Landon McDowell, my (incredibly awesome) former boss at Linden Lab, wrote this article in 2014 detailing a spate of bad luck and outages they’d suffered. Causes included hardware failures, DDoS, and an integer DB column hitting its maximum value.
I worked on testing the new class of database hardware mentioned in the previous article. In order to be sure the new hardware could handle our specific query pattern, I captured and replayed production queries in real-time using an open source tool written years earlier at Linden Lab called Apiary. This simple but powerful concept (capture and replay) was first introduced to me by one of Apiary’s co-authors, Charity Majors. I’ve since hacked a ton on Apiary and used at two subsequent jobs.
A group calling themselves the Armada Collective has been making DDoS extortion threats to many companies recently. Cloudflare called them out as entirely toothless, with no actual attacks, but apparently some companies have paid anyway.
An excellent deep dive into a performance issue (which really equals a reliability issue), including some good lessons learned.
This is specifically referring to disaster scenarios such as hurricanes, but the general idea of a “resiliency cooperative” intrigues me.
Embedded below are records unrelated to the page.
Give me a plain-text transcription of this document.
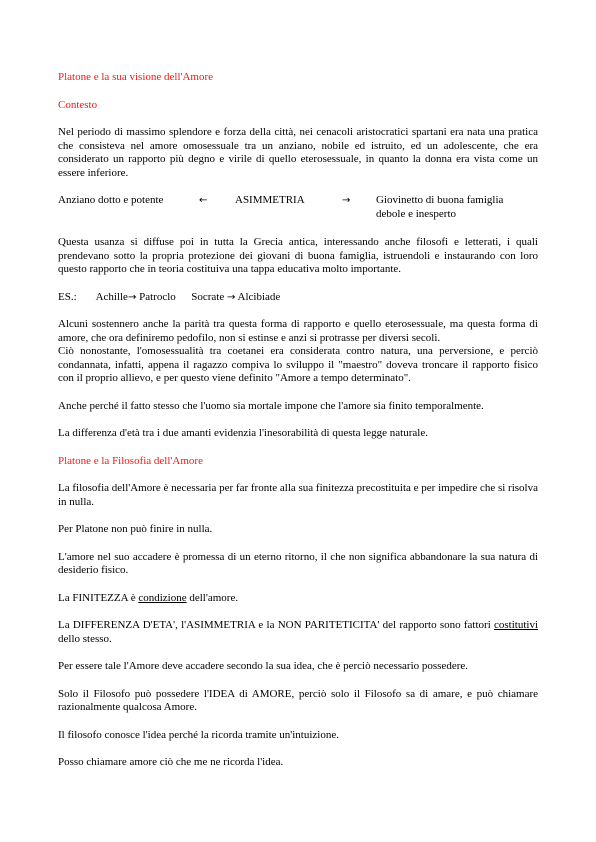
Platone e la sua visione dell'Amore

Contesto

Nel periodo di massimo splendore e forza della città, nei cenacoli aristocratici spartani era nata una pratica che consisteva nel amore omosessuale tra un anziano, nobile ed istruito, ed un adolescente, che era considerato un rapporto più degno e virile di quello eterosessuale, in quanto la donna era vista come un essere inferiore.

Anziano dotto e potente	←	ASIMMETRIA	→ Giovinetto di buona famiglia
debole e inesperto

Questa usanza si diffuse poi in tutta la Grecia antica, interessando anche filosofi e letterati, i quali prendevano sotto la propria protezione dei giovani di buona famiglia, istruendoli e instaurando con loro questo rapporto che in teoria costituiva una tappa educativa molto importante.

ES.: Achille→ Patroclo Socrate → Alcibiade

Alcuni sostennero anche la parità tra questa forma di rapporto e quello eterosessuale, ma questa forma di amore, che ora definiremo pedofilo, non si estinse e anzi si protrasse per diversi secoli.

Ciò nonostante, l'omosessualità tra coetanei era considerata contro natura, una perversione, e perciò condannata, infatti, appena il ragazzo compiva lo sviluppo il "maestro" doveva troncare il rapporto fisico con il proprio allievo, e per questo viene definito "Amore a tempo determinato".

Anche perché il fatto stesso che l'uomo sia mortale impone che l'amore sia finito temporalmente.

La differenza d'età tra i due amanti evidenzia l'inesorabilità di questa legge naturale.

Platone e la Filosofia dell'Amore

La filosofia dell'Amore è necessaria per far fronte alla sua finitezza precostituita e per impedire che si risolva in nulla.

Per Platone non può finire in nulla.

L'amore nel suo accadere è promessa di un eterno ritorno, il che non significa abbandonare la sua natura di desiderio fisico.

La FINITEZZA è condizione dell'amore.

La DIFFERENZA D'ETA', l'ASIMMETRIA e la NON PARITETICITA' del rapporto sono fattori costitutivi dello stesso.

Per essere tale l'Amore deve accadere secondo la sua idea, che è perciò necessario possedere.

Solo il Filosofo può possedere l'IDEA di AMORE, perciò solo il Filosofo sa di amare, e può chiamare razionalmente qualcosa Amore.

Il filosofo conosce l'idea perché la ricorda tramite un'intuizione.

Posso chiamare amore ciò che me ne ricorda l'idea.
A video and other startling revelations from the NTSB’s investigation of the fatal Yellow Line smoke incident
A review of the Fire and Emergency Services response found flaws in the actions and procedures taken by the incident commander who was the active fire chief at the time. The NTSB said the commander had not training on the incident management system that would have prepared him to better command the response.
Matthias Lafeldt goes deeper into chaos engineering in this latest installment of his series. He also introduces his Dockerized version of Netflix’s Chaos Monkey and shows how to automate chaos experiments to gain further confidence in your infrastructure’s reliability.
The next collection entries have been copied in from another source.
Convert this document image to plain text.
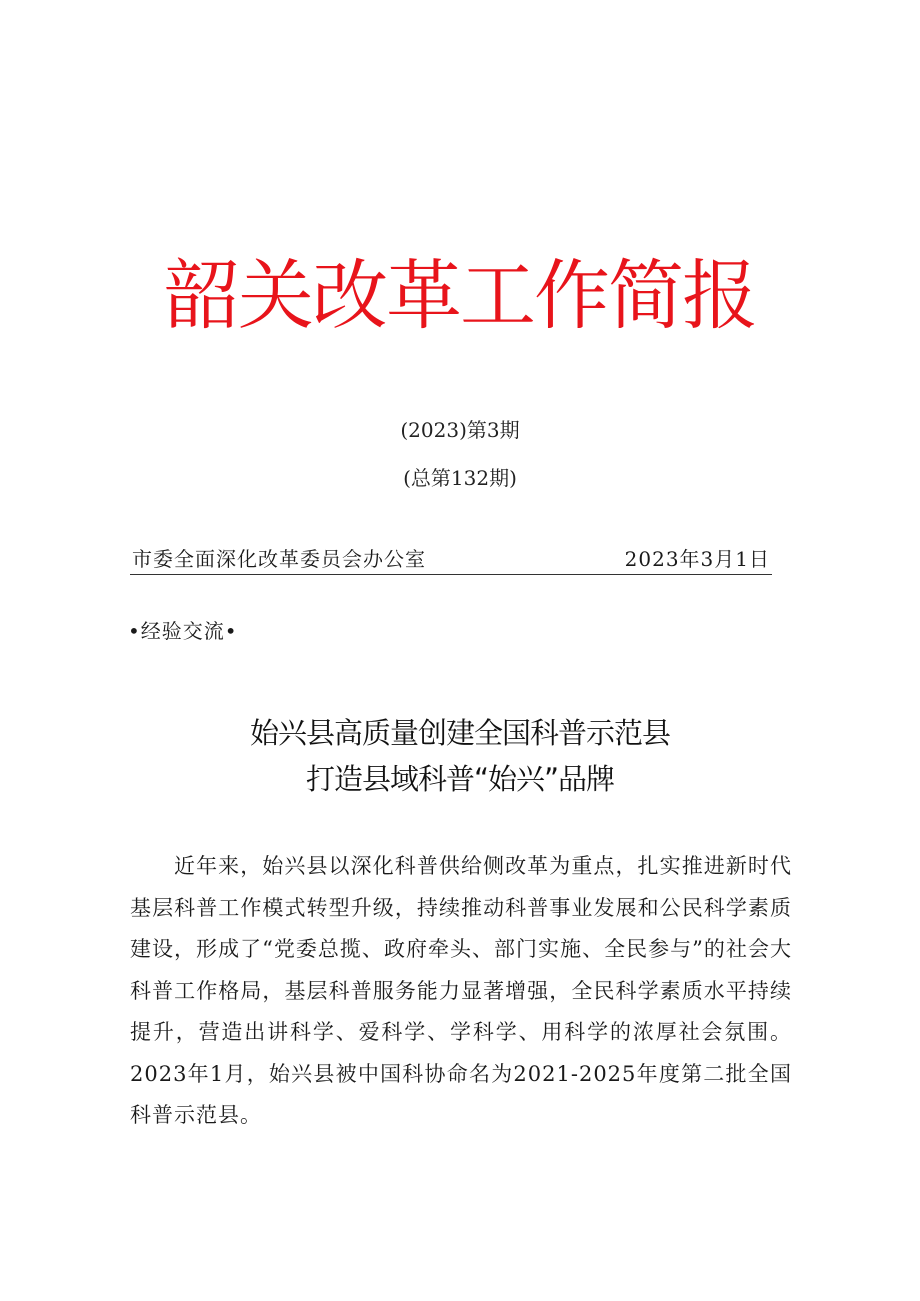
韶关改革工作简报
(2023)第3期
(总第132期)
市委全面深化改革委员会办公室	2023年3月1日
•经验交流•
始兴县高质量创建全国科普示范县
打造县域科普“始兴”品牌

近年来，始兴县以深化科普供给侧改革为重点，扎实推进新时代基层科普工作模式转型升级，持续推动科普事业发展和公民科学素质建设，形成了“党委总揽、政府牵头、部门实施、全民参与”的社会大科普工作格局，基层科普服务能力显著增强，全民科学素质水平持续提升，营造出讲科学、爱科学、学科学、用科学的浓厚社会氛围。2023年1月，始兴县被中国科协命名为2021-2025年度第二批全国科普示范县。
A great overview of the difficulties inherent in anomaly detection and alerting. Note that this article is written by OpsClarity and the end reads a bit like an ad for their service.
I’m not sure exactly what it is they’re offering now that they weren’t before, but this seems important. I think.
Telstra made a public commitment of $50 million to improve network resiliency, right about the time that they had a minor network outage. D’oh.
- NBA 2K16 (game)
- StatsCan (Canada’s Census)
Canadians attempting to complete their mandatory surveys met with website service interruption
- Telkom (South Africa telecom)
- Union Bank ATMs
- Etisalat (UAE ISP)
- Vox (South Africa ISP)
- MTN (South Africa telecom)
- Elastic Cloud
Elastic.co blogged a detailed post-incident analysis.